1. Map out your stakeholders

Many projects lose traction not because they weren’t good ideas or feasible to implement but because of stakeholder actions. New information about user needs, goals, business processes, or technical support came to light at the last minute. Ideally it’s part of calm, iterative feedback, but sometimes the mismatch is revealed in a dramatic way. Which causes the project to delay or completely stop while a team responds to the issue.

Stakeholder analysis is a quick tool for understanding how to better involve stakeholders in a project so you’re not as likely to be blindsided later on. Beyond identifying the basics like their name and title, you’ll reflect on their goals, personality, plus how and when they like to be involved and what communication style they prefer.

To save some time up front, start with the people who have the most influence on and interest in your project. Once you’ve created your chart you can edit and add to it over time.

 

2. Examine your decision maker diversity

There have been a lot of articles recently about how some tech companies seem out of touch.

Many companies have a smaller set of people making decisions about what products and services will be built and how resources will be allocated to projects. They may be a product manager, product owner, a set of executives, or a multidisciplinary group.

Typically, these groups are made up of people who share certain characteristics. They have similar experiences, knowledge, and interests. They’re at similar points in their career, around the same age and income level. They probably live in the same country or city. And there doesn’t tend to be a lot of gender or ethnic diversity.

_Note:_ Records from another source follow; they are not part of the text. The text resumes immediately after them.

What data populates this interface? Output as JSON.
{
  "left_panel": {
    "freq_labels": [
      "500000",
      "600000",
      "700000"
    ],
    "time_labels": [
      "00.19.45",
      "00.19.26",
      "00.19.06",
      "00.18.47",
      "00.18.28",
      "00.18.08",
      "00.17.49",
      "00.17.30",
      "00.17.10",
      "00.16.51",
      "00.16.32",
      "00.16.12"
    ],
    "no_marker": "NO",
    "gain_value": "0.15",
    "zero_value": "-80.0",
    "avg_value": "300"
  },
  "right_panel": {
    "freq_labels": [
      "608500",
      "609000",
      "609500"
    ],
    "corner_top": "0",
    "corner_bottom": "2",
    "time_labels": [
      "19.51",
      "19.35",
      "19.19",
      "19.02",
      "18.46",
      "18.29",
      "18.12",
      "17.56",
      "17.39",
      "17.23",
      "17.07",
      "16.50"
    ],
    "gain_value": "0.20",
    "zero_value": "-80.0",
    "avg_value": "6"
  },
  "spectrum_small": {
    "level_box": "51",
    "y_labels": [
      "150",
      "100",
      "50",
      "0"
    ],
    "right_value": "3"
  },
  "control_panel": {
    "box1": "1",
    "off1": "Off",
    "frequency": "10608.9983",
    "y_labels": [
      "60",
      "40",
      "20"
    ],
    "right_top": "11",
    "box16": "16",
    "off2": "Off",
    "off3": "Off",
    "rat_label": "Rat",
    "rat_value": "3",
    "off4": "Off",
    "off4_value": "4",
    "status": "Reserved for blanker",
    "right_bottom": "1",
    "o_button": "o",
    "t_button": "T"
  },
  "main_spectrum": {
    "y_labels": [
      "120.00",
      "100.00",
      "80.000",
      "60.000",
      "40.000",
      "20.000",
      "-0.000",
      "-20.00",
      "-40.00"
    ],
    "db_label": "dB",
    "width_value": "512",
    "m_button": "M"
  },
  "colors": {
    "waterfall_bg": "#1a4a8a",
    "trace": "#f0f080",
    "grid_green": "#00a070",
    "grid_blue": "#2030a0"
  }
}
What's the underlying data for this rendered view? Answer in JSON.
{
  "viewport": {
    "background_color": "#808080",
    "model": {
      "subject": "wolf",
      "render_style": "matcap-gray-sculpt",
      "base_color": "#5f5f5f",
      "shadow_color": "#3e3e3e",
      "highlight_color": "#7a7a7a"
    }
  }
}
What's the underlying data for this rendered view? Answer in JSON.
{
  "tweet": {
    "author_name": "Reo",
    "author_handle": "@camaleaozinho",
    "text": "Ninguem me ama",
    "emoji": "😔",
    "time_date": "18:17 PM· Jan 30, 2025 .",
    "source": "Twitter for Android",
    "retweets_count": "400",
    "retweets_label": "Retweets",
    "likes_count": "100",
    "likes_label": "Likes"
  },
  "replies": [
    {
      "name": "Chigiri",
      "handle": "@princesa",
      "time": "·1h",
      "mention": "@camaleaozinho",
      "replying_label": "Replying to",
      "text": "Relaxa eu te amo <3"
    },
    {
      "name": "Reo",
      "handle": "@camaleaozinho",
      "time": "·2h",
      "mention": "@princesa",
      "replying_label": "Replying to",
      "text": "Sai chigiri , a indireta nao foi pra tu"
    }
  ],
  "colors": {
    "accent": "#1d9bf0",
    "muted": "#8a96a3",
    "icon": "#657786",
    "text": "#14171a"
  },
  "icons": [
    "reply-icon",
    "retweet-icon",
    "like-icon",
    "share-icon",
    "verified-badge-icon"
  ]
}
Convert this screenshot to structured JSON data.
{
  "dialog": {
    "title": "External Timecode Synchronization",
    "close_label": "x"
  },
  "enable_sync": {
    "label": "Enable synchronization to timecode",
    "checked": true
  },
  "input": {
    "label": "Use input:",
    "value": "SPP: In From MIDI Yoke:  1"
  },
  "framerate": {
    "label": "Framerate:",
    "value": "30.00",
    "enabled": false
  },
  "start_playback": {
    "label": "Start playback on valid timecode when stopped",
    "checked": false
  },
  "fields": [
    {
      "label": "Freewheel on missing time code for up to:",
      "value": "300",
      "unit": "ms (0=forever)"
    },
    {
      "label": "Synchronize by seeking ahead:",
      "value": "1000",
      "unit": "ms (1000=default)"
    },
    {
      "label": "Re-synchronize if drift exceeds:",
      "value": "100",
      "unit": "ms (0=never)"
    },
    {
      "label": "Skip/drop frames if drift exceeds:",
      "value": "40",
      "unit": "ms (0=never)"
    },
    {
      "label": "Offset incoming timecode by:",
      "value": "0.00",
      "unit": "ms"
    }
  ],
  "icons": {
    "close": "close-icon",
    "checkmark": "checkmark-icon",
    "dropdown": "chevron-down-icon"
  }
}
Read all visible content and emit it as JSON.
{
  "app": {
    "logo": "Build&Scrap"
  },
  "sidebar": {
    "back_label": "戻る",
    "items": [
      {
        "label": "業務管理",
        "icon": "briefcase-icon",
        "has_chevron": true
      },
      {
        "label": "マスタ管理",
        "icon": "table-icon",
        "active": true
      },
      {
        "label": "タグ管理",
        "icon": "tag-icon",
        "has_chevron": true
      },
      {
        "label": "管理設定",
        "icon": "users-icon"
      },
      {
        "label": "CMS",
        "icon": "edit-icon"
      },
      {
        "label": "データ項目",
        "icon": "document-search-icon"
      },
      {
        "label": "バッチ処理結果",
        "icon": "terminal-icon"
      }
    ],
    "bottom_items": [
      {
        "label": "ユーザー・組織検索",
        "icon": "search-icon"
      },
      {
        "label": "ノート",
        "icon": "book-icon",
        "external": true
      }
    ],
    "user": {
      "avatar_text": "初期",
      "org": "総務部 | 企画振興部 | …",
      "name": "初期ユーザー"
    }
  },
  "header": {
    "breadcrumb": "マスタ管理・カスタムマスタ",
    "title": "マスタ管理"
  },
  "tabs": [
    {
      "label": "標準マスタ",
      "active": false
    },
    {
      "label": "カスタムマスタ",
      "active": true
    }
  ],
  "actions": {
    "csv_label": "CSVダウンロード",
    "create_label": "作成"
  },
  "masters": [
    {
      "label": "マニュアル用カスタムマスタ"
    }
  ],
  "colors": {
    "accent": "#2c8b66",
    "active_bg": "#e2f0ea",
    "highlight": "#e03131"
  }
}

Conversations within that group may feel fluid and comfortable, but injecting a different viewpoint can help the entire group think differently.

Consider who is involved in proposing, exploring, and evaluating potential investment decisions in your organization. And look for ways to increase the diversity. This is especially important if your decision makers aren’t representative of the people who will use or be impacted by the product you’re creating. Try starting with more diverse advisors or collecting input and feedback from a wider group of people and work from there.

 

3. Create a process model

If your design process involves mainly verbal discussions and task lists, you might be surprised how much risk can be uncovered by sketching a complete process model. Thinking about the process isn’t enough. It can require drawing out each step and the connections between them to realize that there are missing steps or redundant activities going on.

Other types of business, user experience, and technical models can provide similar benefits. They help you externalize your mental model and see where there are gaps in knowledge, issues or inconsistencies. Using visuals and symbols can also lead to more productive discussions because you can use multiple “languages” to communicate the information, instead of just verbal descriptions.

To save time, start with a paper or whiteboard sketch or sticky notes to gain insights quickly.

 

4. Build a prototype

Notes, diverse discussions and paper models can go a long way. But sometimes you need to go further to gather more information before going all in with the final product. You want to make your ideas more tangible, closer to what they’d be like in the real world.

One mistake that people make when prototyping is forgetting that the role of the prototype is to help you gather information. It’s about making an investment now in order to learn and hopefully save time and money later. A well-designed prototype can help answer your questions about how (or if) your idea will work, look, or fit into the broader context before the fully polished version hits the shelves.

One way to approach designing your prototype is to think about what would have to happen for a bad outcome to occur. It might be that people don’t buy or use the product or that you can’t deliver it on time. What questions would you need to answer or what would need to be true for you to avoid that outcome? Then design a prototype that answers that question as quickly and cheaply as possible. For example, if the riskiest part of your product is that the technical design may not work, focus on prototyping that component of the solution.

 

5. Track your assumptions

There are a lot of moving pieces and questions during the design process. To bring some structure and clarity in order to move forward we make statements and draw conclusions.

The problem is if we treat all of those statements as facts and don’t verify that they are true. For example, “this will result in a change of X” or “customers are struggling with Y.” If those assumptions turned out to be false, they could cause issues later on when reality turns out to be different than what we thought it would be.

Treat everything as an assumption until you have evidence to support it. Some of the riskiest assumptions tend to be related to what customers want, need, and will use. If we can build and deliver the product, and if the organization can provide it in a cost effective way. Mark your notes and link research tasks or evidence. It can help you see at a glance what has already been confirmed vs. what might not be true and how you’ll mitigate that risk.

 

Design can be risky but we don’t need to go in blind, even if we’re short on time. What are some of your favorite quick tips for lowering risk?